The vet came out to the truck and gave him the tranquilizer. He slowly fell asleep with his head on my thigh while I stroked his ear and assured him I was right there with him. Flash has always been a heavy breather (he had been debarked before he came to me) and the disease had made it even louder and more labored when he breathed through his nose. After the tranquilizer his breathing was even and quiet for the first time in his life, I think. And then, finally, it was time. The 'shot' was given in a vein in his front paw. And so very very quickly it was over. My husband lifted him out of the truck and onto the vet's cart, taking his collar off for me.

And boy then I cried! Still crying actually. So much crying my sinuses hurt down to my jaw. I came home and walked up the stairs where he should be waiting, and he isn't. And into my office where he should be sleeping, and he isn't. My head hurts and my stomach hurts and I don't know what to do with myself. I have spent every moment of the last six weeks when I wasn't at work, with him. And now in a house full of a zillion furkids I feel so alone. I know it will get better, I do believe God makes humans able to cope with death so they'll love again, but right now, writing about it is the only thing I can think to do.

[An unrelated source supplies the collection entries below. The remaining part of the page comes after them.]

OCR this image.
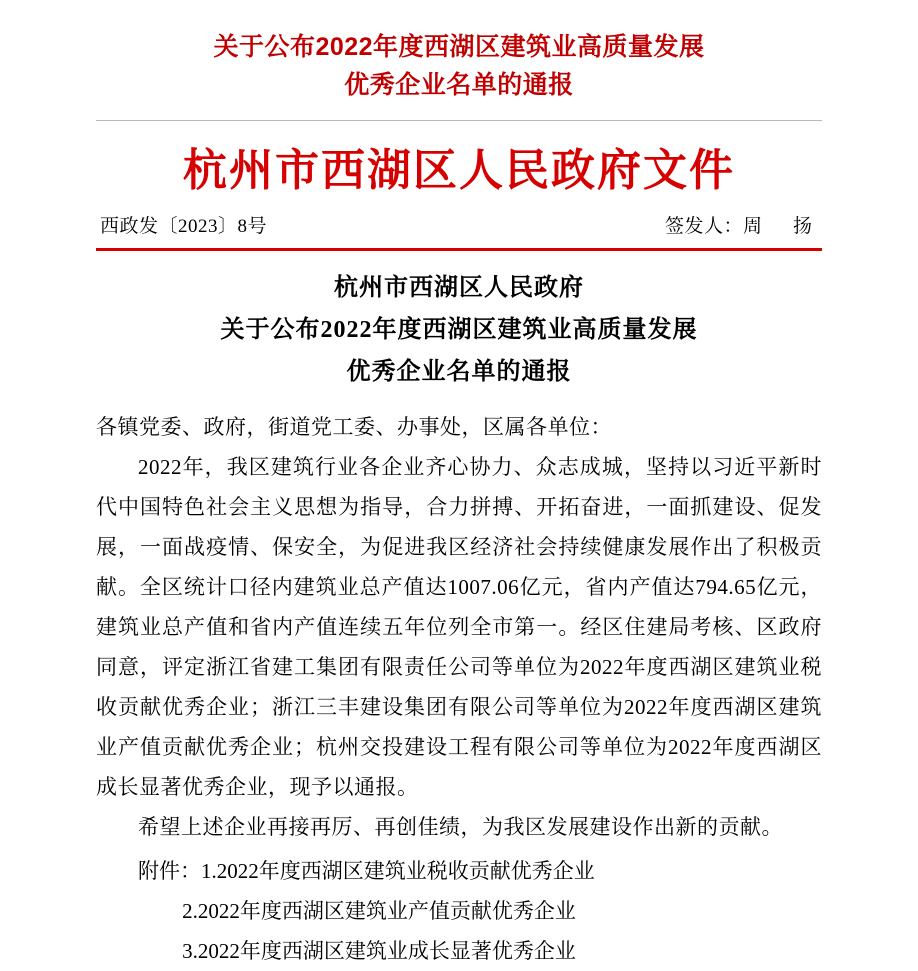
关于公布2022年度西湖区建筑业高质量发展
优秀企业名单的通报
杭州市西湖区人民政府文件
西政发〔2023〕8号	签发人：周　扬
杭州市西湖区人民政府
关于公布2022年度西湖区建筑业高质量发展
优秀企业名单的通报

各镇党委、政府，街道党工委、办事处，区属各单位：

2022年，我区建筑行业各企业齐心协力、众志成城，坚持以习近平新时代中国特色社会主义思想为指导，合力拼搏、开拓奋进，一面抓建设、促发展，一面战疫情、保安全，为促进我区经济社会持续健康发展作出了积极贡献。全区统计口径内建筑业总产值达1007.06亿元，省内产值达794.65亿元，建筑业总产值和省内产值连续五年位列全市第一。经区住建局考核、区政府同意，评定浙江省建工集团有限责任公司等单位为2022年度西湖区建筑业税收贡献优秀企业；浙江三丰建设集团有限公司等单位为2022年度西湖区建筑业产值贡献优秀企业；杭州交投建设工程有限公司等单位为2022年度西湖区成长显著优秀企业，现予以通报。

希望上述企业再接再厉、再创佳绩，为我区发展建设作出新的贡献。

附件：1.2022年度西湖区建筑业税收贡献优秀企业
2.2022年度西湖区建筑业产值贡献优秀企业
3.2022年度西湖区建筑业成长显著优秀企业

His collar and the towel we used in the car are here with me. They'll stay here with me until I'm ready to ask another dog to keep me company here in the office. I know it'll happen, because my life is so much better with a dog underfoot. Dogs are happier having someone to dote on, to pick up dropped morsels of food from, to sleep right in the way of the door -- and not having a dog to keep me company would seem a disservice to Flash, I think. He spoiled me into needing a dog right here, always nearby -- and when it's time I'll turn the office over to another one.

So, my dear handsome boy. Thank you for your love, and your devotion. I know how very lucky I was to share your life -- how lucky I was to be the one to help you make your trip to the bridge.

Goodbye my boy! You'll always be in my heart, in my thoughts. Thanks Flashdancer for taking such good care of me, I'll take it from here until we meet again.